Leaders agree on 2015 tax cut

By Sean Murphy
The Associated Press

OKLAHOMA CITY — Gov. Mary Fallin and Republican legislative leaders announced a plan Tuesday to cut Oklahoma’s top personal income tax rate to 5 percent starting in January 2015, overhaul the workers’ compensation system and set aside $120 million to repair the state Capitol.

Fallin, Senate President Pro Tem Brian Bingman and House Speaker T.W. Shannon unveiled the details of a broad agreement that also calls for an eight-year plan to pay for infrastructure improvements to state buildings and other properties.

The tax cut, a top priority for Fallin, would drop the top personal income tax rate from 5.25 percent to 5 percent, effective Jan. 1, 2015.

A second cut would drop the rate further, to 4.85 percent, beginning Jan. 1, 2016, but only if state revenues grow by more than $40 million in fiscal year 2016.

If both reductions take effect, the cuts would reduce state income tax collections by an estimated $237 million annually when fully realized. The average Oklahoma taxpayer would save between $88 and $140 each year — depending on the exemptions they claim — state finance officials projected.

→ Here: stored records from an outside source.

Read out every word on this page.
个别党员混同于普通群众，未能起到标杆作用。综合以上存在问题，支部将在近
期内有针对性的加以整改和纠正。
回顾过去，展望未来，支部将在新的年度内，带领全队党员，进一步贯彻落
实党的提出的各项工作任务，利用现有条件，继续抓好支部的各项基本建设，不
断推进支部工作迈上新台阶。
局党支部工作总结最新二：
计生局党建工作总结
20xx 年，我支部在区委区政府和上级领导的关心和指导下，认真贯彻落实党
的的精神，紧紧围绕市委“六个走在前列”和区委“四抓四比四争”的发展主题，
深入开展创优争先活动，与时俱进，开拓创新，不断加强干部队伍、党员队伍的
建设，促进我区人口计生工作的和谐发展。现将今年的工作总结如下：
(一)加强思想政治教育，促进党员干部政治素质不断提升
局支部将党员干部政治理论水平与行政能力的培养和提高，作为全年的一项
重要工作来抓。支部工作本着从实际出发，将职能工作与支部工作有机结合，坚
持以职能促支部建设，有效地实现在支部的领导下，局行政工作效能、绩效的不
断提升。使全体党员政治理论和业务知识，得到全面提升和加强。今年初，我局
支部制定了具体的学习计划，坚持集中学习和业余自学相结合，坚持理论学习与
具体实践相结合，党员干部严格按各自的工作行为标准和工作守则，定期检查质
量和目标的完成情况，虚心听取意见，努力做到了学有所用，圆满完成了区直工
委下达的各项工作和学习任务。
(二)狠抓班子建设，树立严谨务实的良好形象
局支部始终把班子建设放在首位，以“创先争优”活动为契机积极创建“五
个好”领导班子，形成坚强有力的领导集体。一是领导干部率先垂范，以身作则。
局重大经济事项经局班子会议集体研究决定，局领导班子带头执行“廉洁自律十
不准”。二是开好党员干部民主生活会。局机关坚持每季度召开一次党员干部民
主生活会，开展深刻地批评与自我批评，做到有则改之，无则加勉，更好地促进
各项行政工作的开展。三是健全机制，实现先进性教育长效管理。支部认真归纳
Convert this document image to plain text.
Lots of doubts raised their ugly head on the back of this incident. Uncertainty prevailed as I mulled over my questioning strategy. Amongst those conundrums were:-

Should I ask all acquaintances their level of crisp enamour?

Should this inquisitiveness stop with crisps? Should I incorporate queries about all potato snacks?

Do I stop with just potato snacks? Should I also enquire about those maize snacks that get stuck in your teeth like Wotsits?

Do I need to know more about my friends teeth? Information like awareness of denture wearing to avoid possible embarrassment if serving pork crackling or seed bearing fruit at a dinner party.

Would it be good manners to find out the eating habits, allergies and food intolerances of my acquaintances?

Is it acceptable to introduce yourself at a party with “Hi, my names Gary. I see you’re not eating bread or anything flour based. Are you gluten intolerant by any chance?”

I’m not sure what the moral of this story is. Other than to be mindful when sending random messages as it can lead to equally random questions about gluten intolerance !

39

Fallin said cutting the income tax sends a positive message to businesses and industries and ultimately will help grow the state’s economy.

“I certainly think that the tax cut is a responsible tax cut,” Fallin said. “It will not deprive the government of revenue and it will help support the different needs that we have in government services and things like education and other areas of government.”

But the first .25 percent reduction will have an immediate $54 million impact in fiscal year 2015 and an additional $136 million when fully annualized. The second reduction of .15 percent, if it takes effect, would cost an additional $101 million annually.

Critics contend now is not the time to cut a key source of the state’s revenue following deep cuts to the budget for public education in recent years and with the state still having to pay roughly $90 million to the oil and gas industry next fiscal year in the form of delayed tax incentives.